Et quelques deux-cents pages plus loin, je ressors de ma lecture on ne peut plus perplexe. Qu’est-ce que l’auteur a voulu me dire, me faire ressentir, pourquoi tout simplement a-t-il écrit ce livre ? Certes, le personnage se complexifie au fil des pages, il en deviendrait presque attachant. On comprend que son métier de comique qui se prend comme propre matériau de ses blagues parfois trop éculées et de ses mises en scène douteuse, que ce métier cache de profondes meurtrissures. Le spectateur qui est aussi narrateur a lui aussi ses travers et ses blessures. Mais je n’ai pas réussi à ressentir l’empathie voulue pour ces deux personnages ni, comme je le disais, à comprendre ce que l’auteur attendait de moi.

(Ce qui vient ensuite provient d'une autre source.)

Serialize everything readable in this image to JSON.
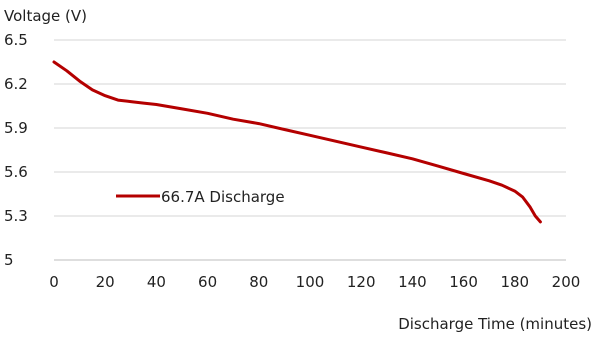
{
  "chart_data": {
    "type": "line",
    "title": "",
    "xlabel": "Discharge Time (minutes)",
    "ylabel": "Voltage (V)",
    "xlim": [
      0,
      200
    ],
    "ylim": [
      5,
      6.5
    ],
    "x_ticks": [
      0,
      20,
      40,
      60,
      80,
      100,
      120,
      140,
      160,
      180,
      200
    ],
    "y_ticks": [
      5,
      5.3,
      5.6,
      5.9,
      6.2,
      6.5
    ],
    "y_tick_labels": [
      "5",
      "5.3",
      "5.6",
      "5.9",
      "6.2",
      "6.5"
    ],
    "grid": "horizontal",
    "legend": "left-lower",
    "series": [
      {
        "name": "66.7A Discharge",
        "color": "#b40000",
        "x": [
          0,
          5,
          10,
          15,
          20,
          25,
          30,
          35,
          40,
          50,
          60,
          70,
          80,
          90,
          100,
          110,
          120,
          130,
          140,
          150,
          160,
          170,
          175,
          180,
          183,
          186,
          188,
          190
        ],
        "y": [
          6.35,
          6.29,
          6.22,
          6.16,
          6.12,
          6.09,
          6.08,
          6.07,
          6.06,
          6.03,
          6.0,
          5.96,
          5.93,
          5.89,
          5.85,
          5.81,
          5.77,
          5.73,
          5.69,
          5.64,
          5.59,
          5.54,
          5.51,
          5.47,
          5.43,
          5.36,
          5.3,
          5.26
        ]
      }
    ]
  }
}
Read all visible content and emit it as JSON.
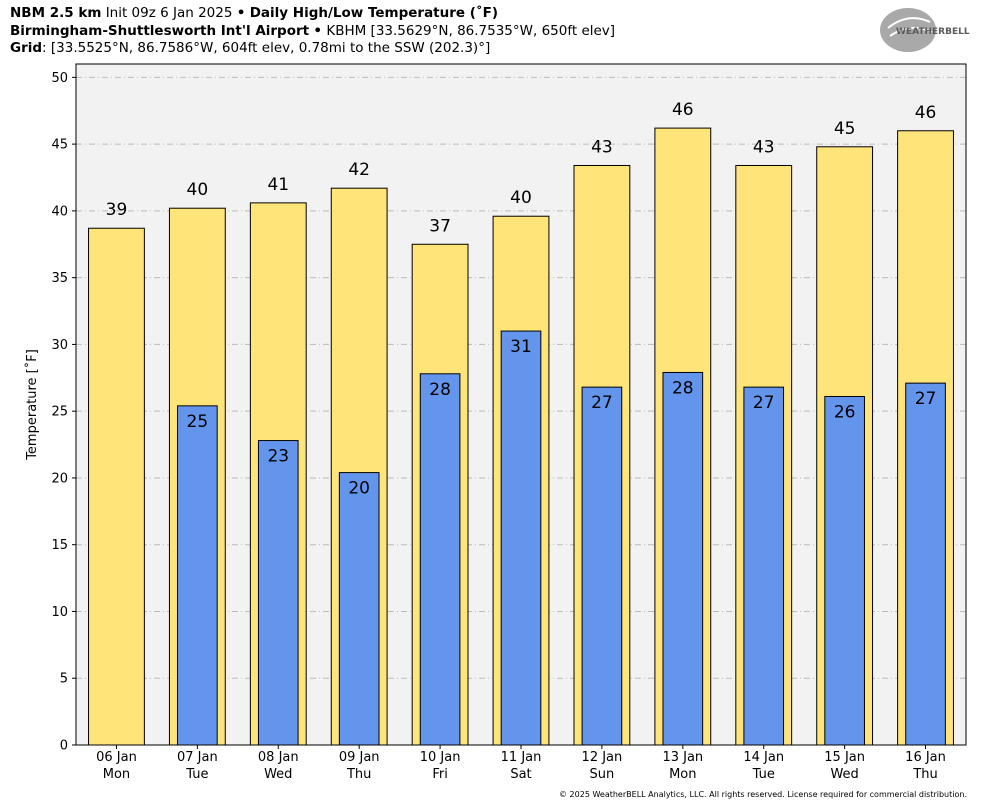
{
  "header": {
    "line1_bold": "NBM 2.5 km",
    "line1_init": "Init 09z 6 Jan 2025",
    "line1_sep": "•",
    "line1_title": "Daily High/Low Temperature (˚F)",
    "line2_station": "Birmingham-Shuttlesworth Int'l Airport",
    "line2_sep": "•",
    "line2_info": "KBHM [33.5629°N, 86.7535°W, 650ft elev]",
    "line3_label": "Grid",
    "line3_info": ": [33.5525°N, 86.7586°W, 604ft elev, 0.78mi to the SSW (202.3)°]"
  },
  "logo_text": "WEATHERBELL",
  "copyright": "© 2025 WeatherBELL Analytics, LLC. All rights reserved. License required for commercial distribution.",
  "colors": {
    "high": "#FFE47A",
    "low": "#6495ED",
    "plot_bg": "#F2F2F2",
    "grid": "#BBBBBB"
  },
  "chart_data": {
    "type": "bar",
    "ylabel": "Temperature [˚F]",
    "ylim": [
      0,
      51
    ],
    "yticks": [
      0,
      5,
      10,
      15,
      20,
      25,
      30,
      35,
      40,
      45,
      50
    ],
    "grid": true,
    "categories": [
      [
        "06 Jan",
        "Mon"
      ],
      [
        "07 Jan",
        "Tue"
      ],
      [
        "08 Jan",
        "Wed"
      ],
      [
        "09 Jan",
        "Thu"
      ],
      [
        "10 Jan",
        "Fri"
      ],
      [
        "11 Jan",
        "Sat"
      ],
      [
        "12 Jan",
        "Sun"
      ],
      [
        "13 Jan",
        "Mon"
      ],
      [
        "14 Jan",
        "Tue"
      ],
      [
        "15 Jan",
        "Wed"
      ],
      [
        "16 Jan",
        "Thu"
      ]
    ],
    "series": [
      {
        "key": "high",
        "values": [
          38.7,
          40.2,
          40.6,
          41.7,
          37.5,
          39.6,
          43.4,
          46.2,
          43.4,
          44.8,
          46.0
        ],
        "labels": [
          "39",
          "40",
          "41",
          "42",
          "37",
          "40",
          "43",
          "46",
          "43",
          "45",
          "46"
        ]
      },
      {
        "key": "low",
        "values": [
          null,
          25.4,
          22.8,
          20.4,
          27.8,
          31.0,
          26.8,
          27.9,
          26.8,
          26.1,
          27.1
        ],
        "labels": [
          "",
          "25",
          "23",
          "20",
          "28",
          "31",
          "27",
          "28",
          "27",
          "26",
          "27"
        ]
      }
    ]
  }
}
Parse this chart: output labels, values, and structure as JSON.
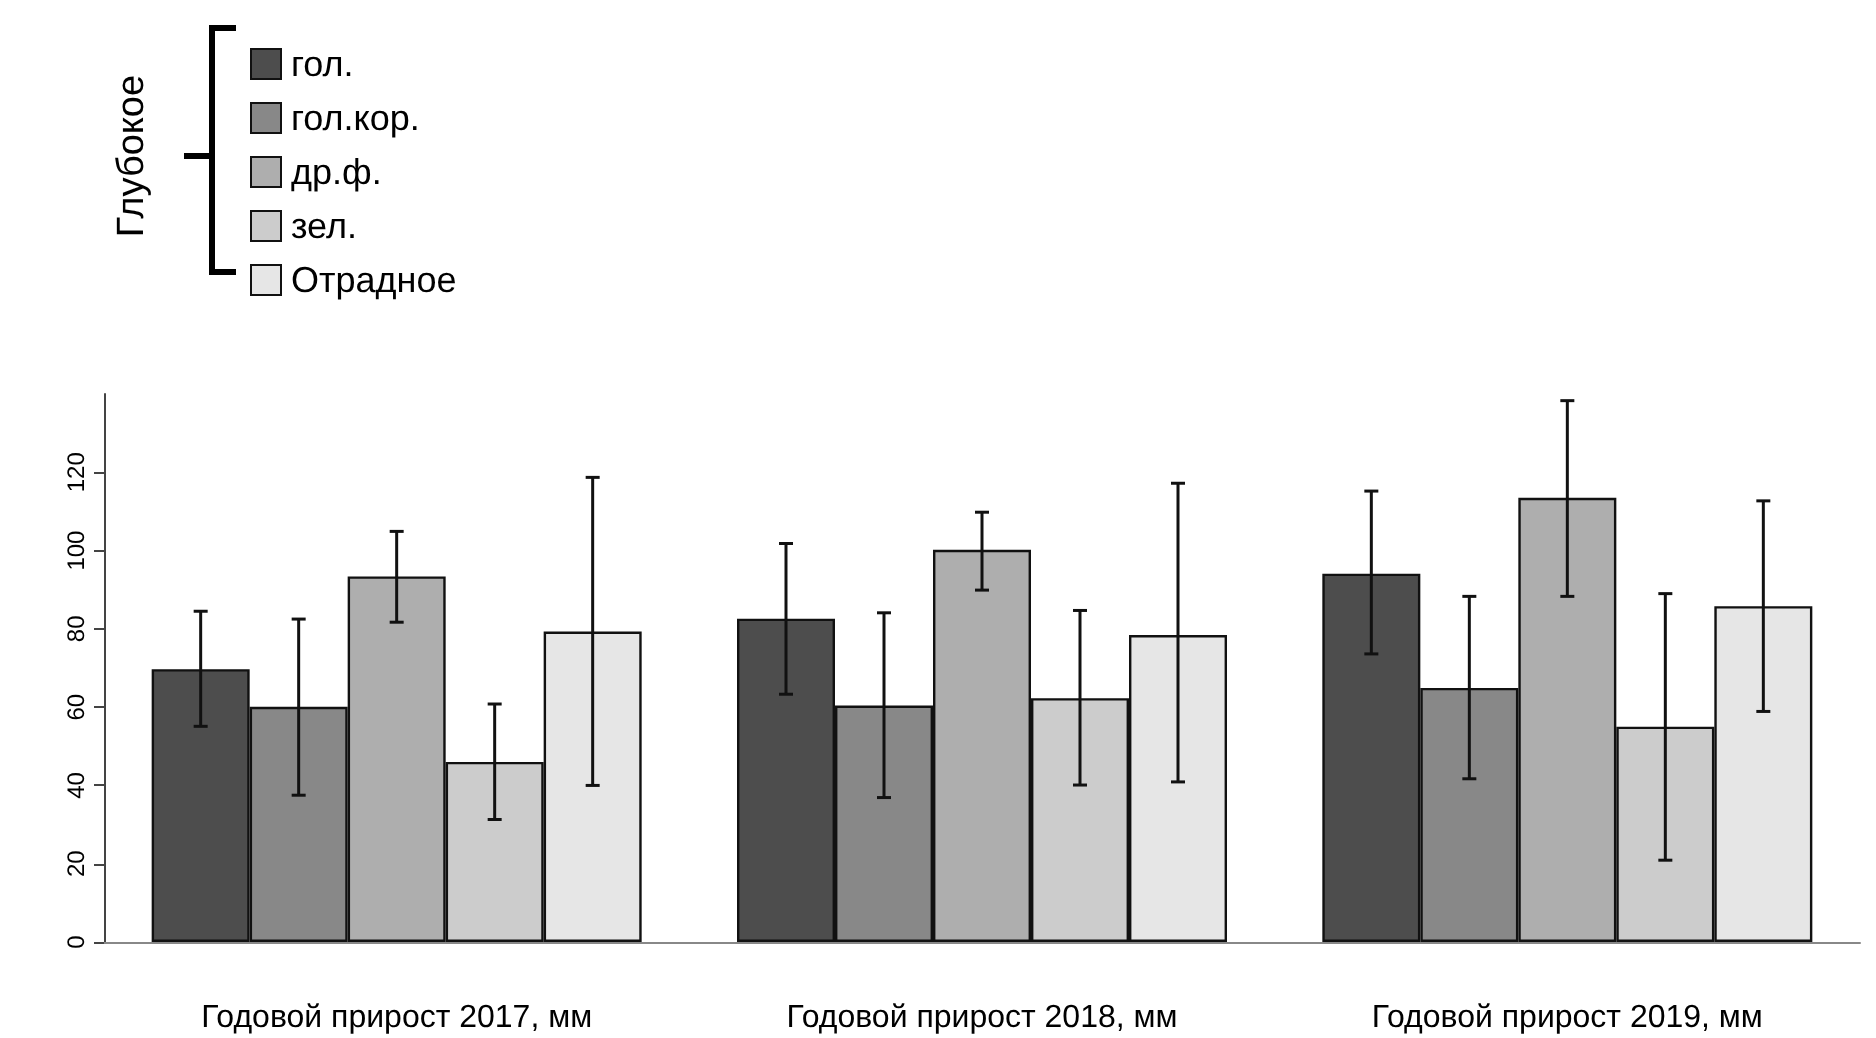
{
  "chart_data": {
    "type": "bar",
    "categories": [
      "Годовой прирост 2017, мм",
      "Годовой прирост 2018, мм",
      "Годовой прирост 2019, мм"
    ],
    "series": [
      {
        "name": "гол.",
        "color": "#4d4d4d",
        "values": [
          69.7,
          82.6,
          94.1
        ],
        "errors": [
          [
            55.1,
            84.5
          ],
          [
            63.3,
            101.8
          ],
          [
            73.6,
            115.2
          ]
        ]
      },
      {
        "name": "гол.кор.",
        "color": "#888888",
        "values": [
          60.1,
          60.4,
          64.9
        ],
        "errors": [
          [
            37.5,
            82.5
          ],
          [
            36.9,
            84.1
          ],
          [
            41.7,
            88.3
          ]
        ]
      },
      {
        "name": "др.ф.",
        "color": "#aeaeae",
        "values": [
          93.4,
          100.2,
          113.5
        ],
        "errors": [
          [
            81.7,
            104.9
          ],
          [
            89.9,
            109.8
          ],
          [
            88.3,
            138.3
          ]
        ]
      },
      {
        "name": "зел.",
        "color": "#cccccc",
        "values": [
          46,
          62.3,
          55
        ],
        "errors": [
          [
            31.3,
            60.8
          ],
          [
            40.1,
            84.7
          ],
          [
            20.9,
            89
          ]
        ]
      },
      {
        "name": "Отрадное",
        "color": "#e6e6e6",
        "values": [
          79.3,
          78.4,
          85.8
        ],
        "errors": [
          [
            40,
            118.7
          ],
          [
            40.9,
            117.2
          ],
          [
            58.9,
            112.7
          ]
        ]
      }
    ],
    "legend_title": "Глубокое",
    "legend": "top left",
    "grid": false,
    "ylim": [
      0,
      140
    ],
    "yticks": [
      0,
      20,
      40,
      60,
      80,
      100,
      120
    ]
  }
}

Dommage, j’ai vraiment l’impression d’être passée à côté de cette lecture, d’avoir loupé quelque chose. Et quand je vois le portrait de l’auteur sur la quatrième de couverture, ces grands yeux sérieux et pleins d’une incommensurable tristesse (a-t-elle été prise avant ou après l’annonce, je ne peux m’empêcher d’y songer, bien que là je devienne intrusive…), je ne peux que me dire que j’aurais aimé mieux comprendre, j’aurais aimé avoir été emportée par ce livre. Je réessayerai, il n’y a pas de doute, mais pas tout de suite, il me faut d’abord digérer cette déception, déception vis-à-vis de moi-même je crois, plutôt que déception vis-à-vis de l’auteur.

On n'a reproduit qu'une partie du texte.